The monument’s five walls radiate from a central cavity large enough for people to enter. “It needed to convey the feeling of absence and loss,” says Yoon, “so I designed the memorial as a five-walled figure with a void for reflection at its center.” Although the form is open to visitors, the walls speak of enormous weight: the structure is composed of 32 massive blocks of solid Virginia granite weighing a total of 45 metric tonnes.
Surprisingly for a structure of such heft, there is no framework to hold the blocks in place, and no adhesives or fasteners between them. Only the compression from stone to stone, transferring weight from the centre to the radiating arms, holds the edifice together. “Each stone is necessary to transfer loads and create equilibrium,” Yoon explains. “The memorial represents the community coming together where strength comes from unity.”

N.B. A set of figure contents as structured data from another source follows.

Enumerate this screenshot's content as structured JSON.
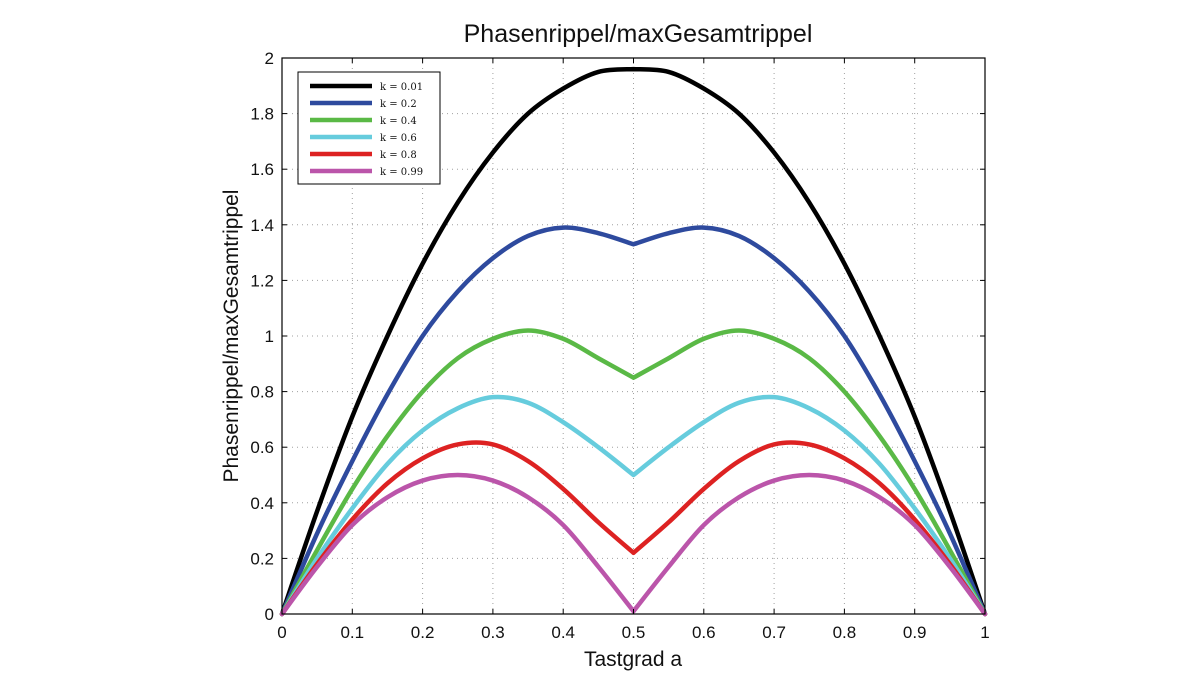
{
  "chart_data": {
    "type": "line",
    "title": "Phasenrippel/maxGesamtrippel",
    "xlabel": "Tastgrad a",
    "ylabel": "Phasenrippel/maxGesamtrippel",
    "xlim": [
      0,
      1
    ],
    "ylim": [
      0,
      2
    ],
    "xticks": [
      "0",
      "0.1",
      "0.2",
      "0.3",
      "0.4",
      "0.5",
      "0.6",
      "0.7",
      "0.8",
      "0.9",
      "1"
    ],
    "yticks": [
      "0",
      "0.2",
      "0.4",
      "0.6",
      "0.8",
      "1",
      "1.2",
      "1.4",
      "1.6",
      "1.8",
      "2"
    ],
    "grid": true,
    "legend_position": "top-left",
    "x": [
      0,
      0.05,
      0.1,
      0.15,
      0.2,
      0.25,
      0.3,
      0.35,
      0.4,
      0.45,
      0.5,
      0.55,
      0.6,
      0.65,
      0.7,
      0.75,
      0.8,
      0.85,
      0.9,
      0.95,
      1
    ],
    "series": [
      {
        "name": "k = 0.01",
        "color": "#000000",
        "values": [
          0,
          0.37,
          0.71,
          1.0,
          1.26,
          1.48,
          1.66,
          1.8,
          1.89,
          1.95,
          1.96,
          1.95,
          1.89,
          1.8,
          1.66,
          1.48,
          1.26,
          1.0,
          0.71,
          0.37,
          0
        ]
      },
      {
        "name": "k = 0.2",
        "color": "#2e4a9e",
        "values": [
          0,
          0.29,
          0.55,
          0.79,
          1.0,
          1.16,
          1.28,
          1.36,
          1.39,
          1.37,
          1.33,
          1.37,
          1.39,
          1.36,
          1.28,
          1.16,
          1.0,
          0.79,
          0.55,
          0.29,
          0
        ]
      },
      {
        "name": "k = 0.4",
        "color": "#5ab946",
        "values": [
          0,
          0.23,
          0.45,
          0.64,
          0.8,
          0.92,
          0.99,
          1.02,
          0.99,
          0.92,
          0.85,
          0.92,
          0.99,
          1.02,
          0.99,
          0.92,
          0.8,
          0.64,
          0.45,
          0.23,
          0
        ]
      },
      {
        "name": "k = 0.6",
        "color": "#66ccdd",
        "values": [
          0,
          0.2,
          0.38,
          0.54,
          0.66,
          0.74,
          0.78,
          0.76,
          0.69,
          0.6,
          0.5,
          0.6,
          0.69,
          0.76,
          0.78,
          0.74,
          0.66,
          0.54,
          0.38,
          0.2,
          0
        ]
      },
      {
        "name": "k = 0.8",
        "color": "#dd2222",
        "values": [
          0,
          0.18,
          0.34,
          0.47,
          0.56,
          0.61,
          0.61,
          0.55,
          0.45,
          0.33,
          0.22,
          0.33,
          0.45,
          0.55,
          0.61,
          0.61,
          0.56,
          0.47,
          0.34,
          0.18,
          0
        ]
      },
      {
        "name": "k = 0.99",
        "color": "#bb55aa",
        "values": [
          0,
          0.17,
          0.32,
          0.42,
          0.48,
          0.5,
          0.48,
          0.42,
          0.32,
          0.17,
          0.01,
          0.17,
          0.32,
          0.42,
          0.48,
          0.5,
          0.48,
          0.42,
          0.32,
          0.17,
          0
        ]
      }
    ]
  }
}
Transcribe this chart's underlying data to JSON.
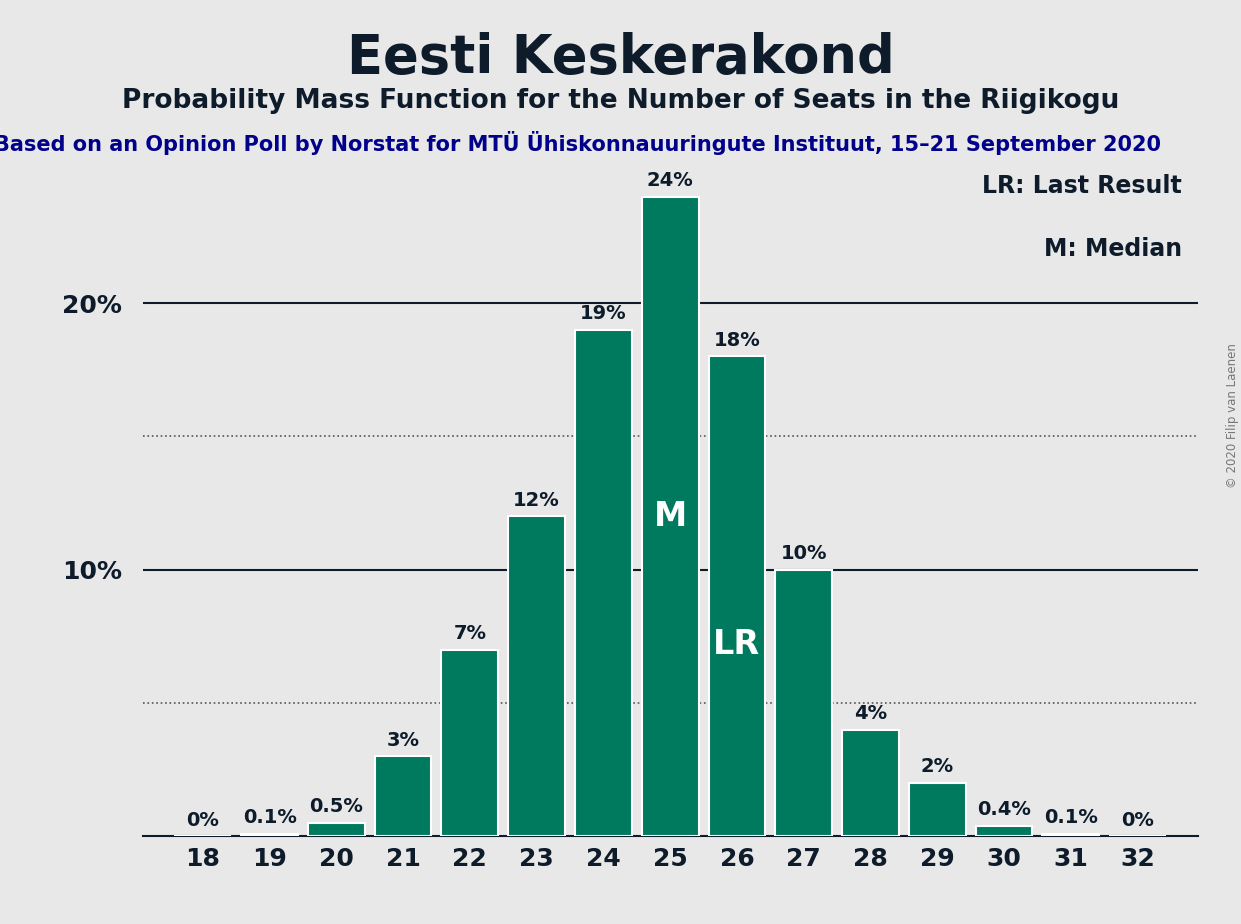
{
  "title": "Eesti Keskerakond",
  "subtitle": "Probability Mass Function for the Number of Seats in the Riigikogu",
  "source_line": "Based on an Opinion Poll by Norstat for MTÜ Ühiskonnauuringute Instituut, 15–21 September 2020",
  "copyright": "© 2020 Filip van Laenen",
  "seats": [
    18,
    19,
    20,
    21,
    22,
    23,
    24,
    25,
    26,
    27,
    28,
    29,
    30,
    31,
    32
  ],
  "probabilities": [
    0.0,
    0.1,
    0.5,
    3.0,
    7.0,
    12.0,
    19.0,
    24.0,
    18.0,
    10.0,
    4.0,
    2.0,
    0.4,
    0.1,
    0.0
  ],
  "bar_color": "#007A5E",
  "bar_edge_color": "#FFFFFF",
  "median_seat": 25,
  "last_result_seat": 26,
  "background_color": "#E8E8E8",
  "title_color": "#0D1B2A",
  "subtitle_color": "#0D1B2A",
  "source_color": "#00008B",
  "gridline_solid_color": "#0D1B2A",
  "gridline_dot_color": "#555555",
  "tick_label_color": "#0D1B2A",
  "tick_fontsize": 18,
  "title_fontsize": 38,
  "subtitle_fontsize": 19,
  "source_fontsize": 15,
  "bar_label_fontsize": 14,
  "legend_fontsize": 17,
  "m_lr_fontsize": 24,
  "ylim": [
    0,
    26
  ],
  "dotted_yticks": [
    5,
    15
  ],
  "solid_yticks": [
    10,
    20
  ],
  "bar_label_color": "#0D1B2A"
}
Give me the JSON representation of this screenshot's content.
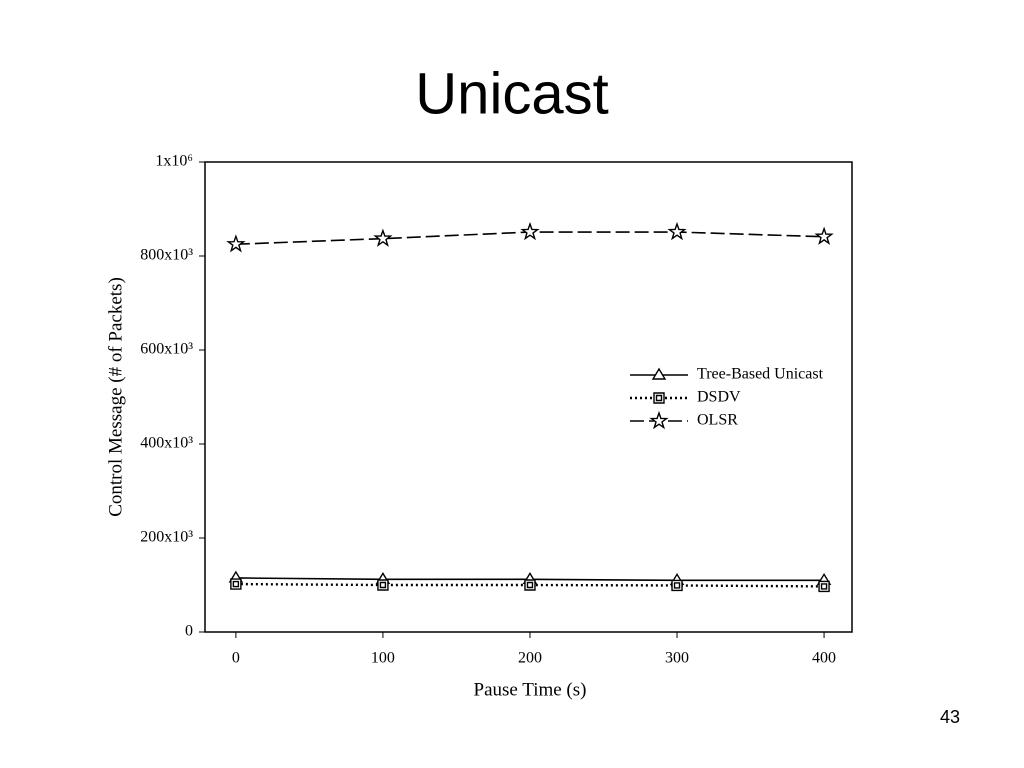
{
  "slide_title": "Unicast",
  "page_number": "43",
  "chart_data": {
    "type": "line",
    "xlabel": "Pause Time (s)",
    "ylabel": "Control Message (# of Packets)",
    "x": [
      0,
      100,
      200,
      300,
      400
    ],
    "xlim": [
      -21,
      419
    ],
    "xticks": [
      0,
      100,
      200,
      300,
      400
    ],
    "ylim": [
      0,
      1000000
    ],
    "yticks": [
      0,
      {
        "value": 200000,
        "label": "200x10³"
      },
      {
        "value": 400000,
        "label": "400x10³"
      },
      {
        "value": 600000,
        "label": "600x10³"
      },
      {
        "value": 800000,
        "label": "800x10³"
      },
      {
        "value": 1000000,
        "label": "1x10⁶"
      }
    ],
    "legend": "right",
    "series": [
      {
        "name": "Tree-Based Unicast",
        "color": "#000000",
        "marker": "triangle",
        "dash": "solid",
        "values": [
          115000,
          112000,
          112000,
          110000,
          110000
        ]
      },
      {
        "name": "DSDV",
        "color": "#000000",
        "marker": "square",
        "dash": "dotted",
        "values": [
          102000,
          100000,
          100000,
          99000,
          97000
        ]
      },
      {
        "name": "OLSR",
        "color": "#000000",
        "marker": "star",
        "dash": "dashed",
        "values": [
          825000,
          837000,
          851000,
          851000,
          841000
        ]
      }
    ]
  }
}
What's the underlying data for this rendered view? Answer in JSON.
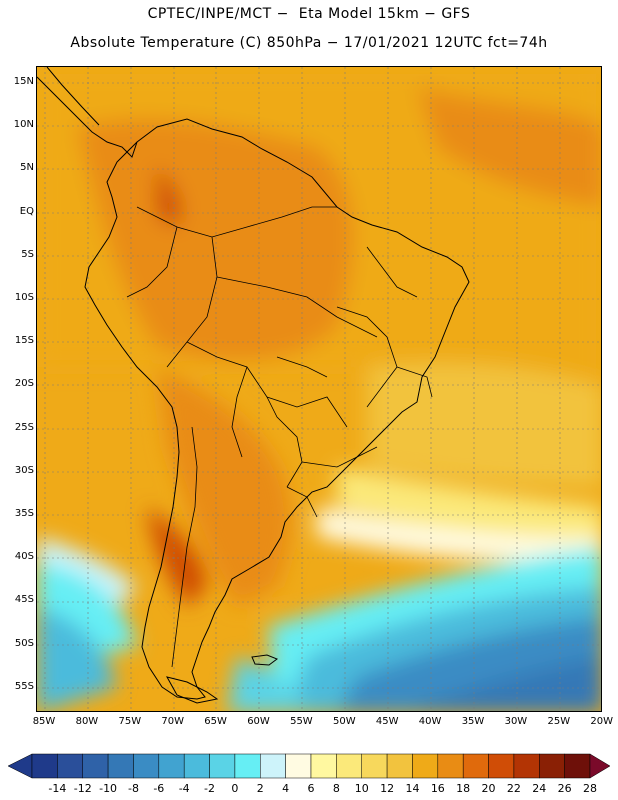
{
  "title_line1": "CPTEC/INPE/MCT −  Eta Model 15km − GFS",
  "title_line2": "Absolute Temperature (C) 850hPa − 17/01/2021 12UTC fct=74h",
  "y_ticks": [
    "15N",
    "10N",
    "5N",
    "EQ",
    "5S",
    "10S",
    "15S",
    "20S",
    "25S",
    "30S",
    "35S",
    "40S",
    "45S",
    "50S",
    "55S"
  ],
  "x_ticks": [
    "85W",
    "80W",
    "75W",
    "70W",
    "65W",
    "60W",
    "55W",
    "50W",
    "45W",
    "40W",
    "35W",
    "30W",
    "25W",
    "20W"
  ],
  "colorbar": {
    "labels": [
      "-14",
      "-12",
      "-10",
      "-8",
      "-6",
      "-4",
      "-2",
      "0",
      "2",
      "4",
      "6",
      "8",
      "10",
      "12",
      "14",
      "16",
      "18",
      "20",
      "22",
      "24",
      "26",
      "28"
    ],
    "colors": [
      "#1f3a8a",
      "#2a4f9a",
      "#2f62a8",
      "#3478b6",
      "#3a8cc4",
      "#41a3d0",
      "#4bbbdc",
      "#5ad3e6",
      "#66eef4",
      "#cdf3fa",
      "#fffbe2",
      "#fff8a0",
      "#fbe97a",
      "#f7d85c",
      "#f2c33e",
      "#efaa18",
      "#e98c14",
      "#e06a0c",
      "#d04d06",
      "#b33404",
      "#8a2005",
      "#6e1009"
    ]
  },
  "chart_data": {
    "type": "heatmap",
    "title": "Absolute Temperature (C) 850hPa",
    "units": "C",
    "x_range_lon": [
      -86,
      -20
    ],
    "y_range_lat": [
      -58,
      17
    ],
    "grid": true
  }
}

The technical challenges inherent in correctly shifting so much structural weight were enormous. For help, Yoon turned to Knippers Helbig of Stuttgart, as well as others at MIT – specifically professor and masonry vaulting expert John Ochsendorf leading a group of structural engineering students. “The structure is completely unique and required an array of engineering approaches, ranging from hand calculations, physical models, and computational software,” says Yoon.
The stones’ fabrication process alone was a complex affair. A single-axis robotic block saw cut the quarried blocks to size before the milling process was completed by a multi-axis KUKA 500 robot. A vault of this type demands a perfect fit, as any slippage could compromise the distribution of weight, so the team ensured throughout that the milling process was completed to a tolerance of less than half a millimetre.
Professor Ochsendorf’s students helped to calculate the load deflections, and were on hand during installation to monitor the many steps required to transfer the weight from the temporary scaffolding to the permanent arches. Thirty people attended the eight-hour process, with the project’s overseers commending that “watching 100,000 pounds of stone not move was extremely exciting.”
Though precarious to assemble, the final result is a megalithically sturdy form vaguely evocative of an open palm. “We chose to honour Sean and his service with an open hand over a closed fist,” Yoon says, “creating a space of remembrance that is open yet intimate, heavy yet light, respectful yet adventurous, singular yet collective, and most of all truly special and unique.”
Last week, Dzhokhar Tsarnaev received the death penalty for his role in the bombing murders; he’ll go down in history for his heinous crime, along with every mass murderer before him. The MIT memorial ensures that the memory of the victims, including Officer Sean Collier, will be honoured for years to come.